Intelligences agencies have prepared a list of troublemakers and kept them under strict intelligence surveillance countrywide, ahead of 11th parliamentary elections, police said.
A senior police official, preferring anonymity, said on Monday the government had asked the law enforcers to keep an eye on the listed rabble-rousers.
Home Ministry sources said police and elite force Rapid Action Battalion (RAB) have started their homework on the strategy of tackling anti-government movements ahead of the next parliamentary elections. There is a plan to conduct special drives across the country to prevent any subversive activities in the form of street movements.
Not only police and RAB, intelligence agencies are also updating the list of field level leaders and activists of BNP, Jamaat-e-Islami and other likeminded parties, keeping an eye on those who are already named as accused in vandalism, arson and bomb attack cases.

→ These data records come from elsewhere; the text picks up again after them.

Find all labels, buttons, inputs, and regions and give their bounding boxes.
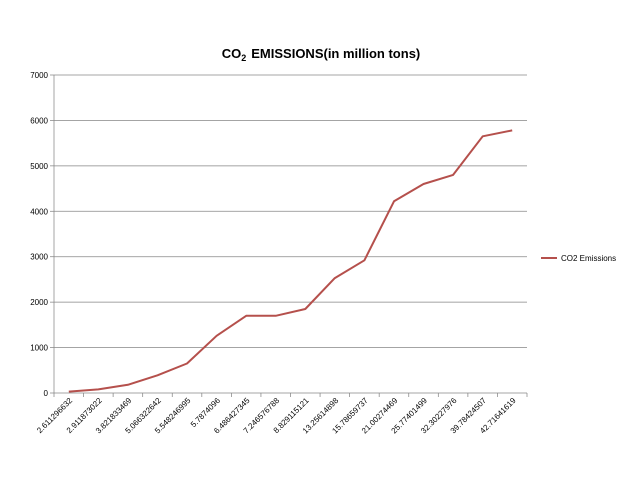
- legend: CO2 Emissions: [541, 254, 616, 263]
- chart-title-prefix: CO: [222, 46, 242, 61]
- y-tick-label: 7000: [30, 71, 48, 80]
- series-lines: [68, 129, 513, 393]
- chart-title-main: EMISSIONS(in million tons): [251, 46, 420, 61]
- y-tick-label: 1000: [30, 344, 48, 353]
- series-line: [68, 129, 513, 393]
- y-tick-label: 4000: [30, 207, 48, 216]
- x-tick-labels: 2.6112966322.9118730223.8218334695.06632…: [35, 396, 518, 436]
- y-tick-label: 6000: [30, 116, 48, 125]
- y-tick-label: 3000: [30, 253, 48, 262]
- chart-title-subscript: 2: [241, 53, 246, 63]
- y-tick-label: 5000: [30, 162, 48, 171]
- axes: [50, 74, 528, 397]
- y-tick-labels: 0 1000 2000 3000 4000 5000 6000 7000: [30, 71, 48, 398]
- y-tick-label: 0: [44, 389, 49, 398]
- legend-label: CO2 Emissions: [561, 254, 616, 263]
- chart-title: CO2 EMISSIONS(in million tons): [222, 46, 421, 63]
- gridlines: [54, 74, 527, 348]
- y-tick-label: 2000: [30, 298, 48, 307]
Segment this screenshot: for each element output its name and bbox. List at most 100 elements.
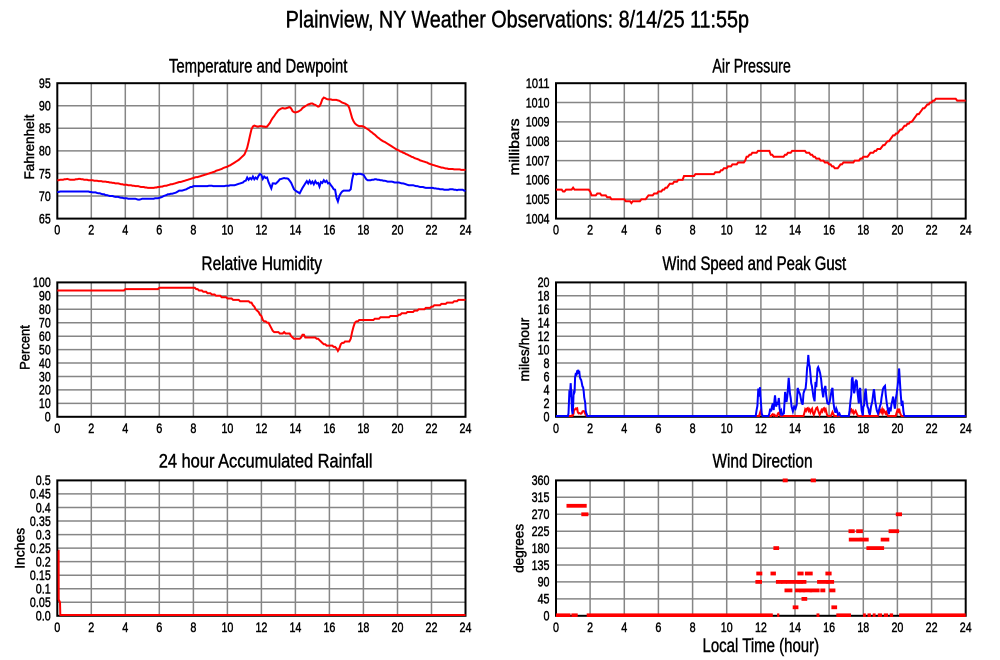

Drives will be conducted against those who may carry out acts of sabotage in the name of movement as they did in 2014 and 2015, sources added.
Law enforcement agencies are on high alert to prevent any untoward incidents, especially by keeping an eye on potential saboteurs, to make the upcoming national election peaceful.
The agency members along with intelligence wings are listing troublemakers that include underworld criminals, members of terror outfits and anti-liberation forces in order to keep law and order under control during the elections on December 30, said top officials of the agencies.
Special drives will also be conducted against those who are likely to plan sabotage before and after the election, they added. Home Ministry sources said political cases in which many anarchists are named but remain absconding have been revived. Emphasis was given to recover illegal firearms. Licenced arms holders will also be considered so that nobody can use these weapons during the elections, said a top police official wishing not to be named.
The large number of arrests of opposition activists is a relevant signal of the preparations. BNP claimed that the government has launched a large scale arrest drive against it ahead of the upcoming national elections.
Wishing anonymity, a number of police officials said they are preparing full profiles of suspected people and their political affiliations-affiliation of their family members too will be investigated.
Citing intelligence information, they said there are risks that BNP and Jamaat-Shibir (Jamaat's student wing) activists may wage movements over election time government and call for strike and other forms of protest to press for their demands.
Police will remain alert to prevent any kind of sabotage during these programmes, said sources.
In addition to arresting people in old cases, police are also filing new cases across Bangladesh naming BNP central leaders, though most of the cases are filed in districts particularly in Dhaka, Rajshahi, Chattogram, Khulna, Barisal, Sylhet, Cox's Bazar, Bogura, Chapainawabganj, Sirajganj, Joypurhat, Comilla, Feni, Lakshmipur and Satkhira.
BNP resorted to violence before and after the 2014 parliamentary elections, demanding the restoration of the caretaker government and elections under a non-partisan government.
Scores of people were killed and hundreds of vehicles destroyed in arson attacks during their months of street protests before the elections.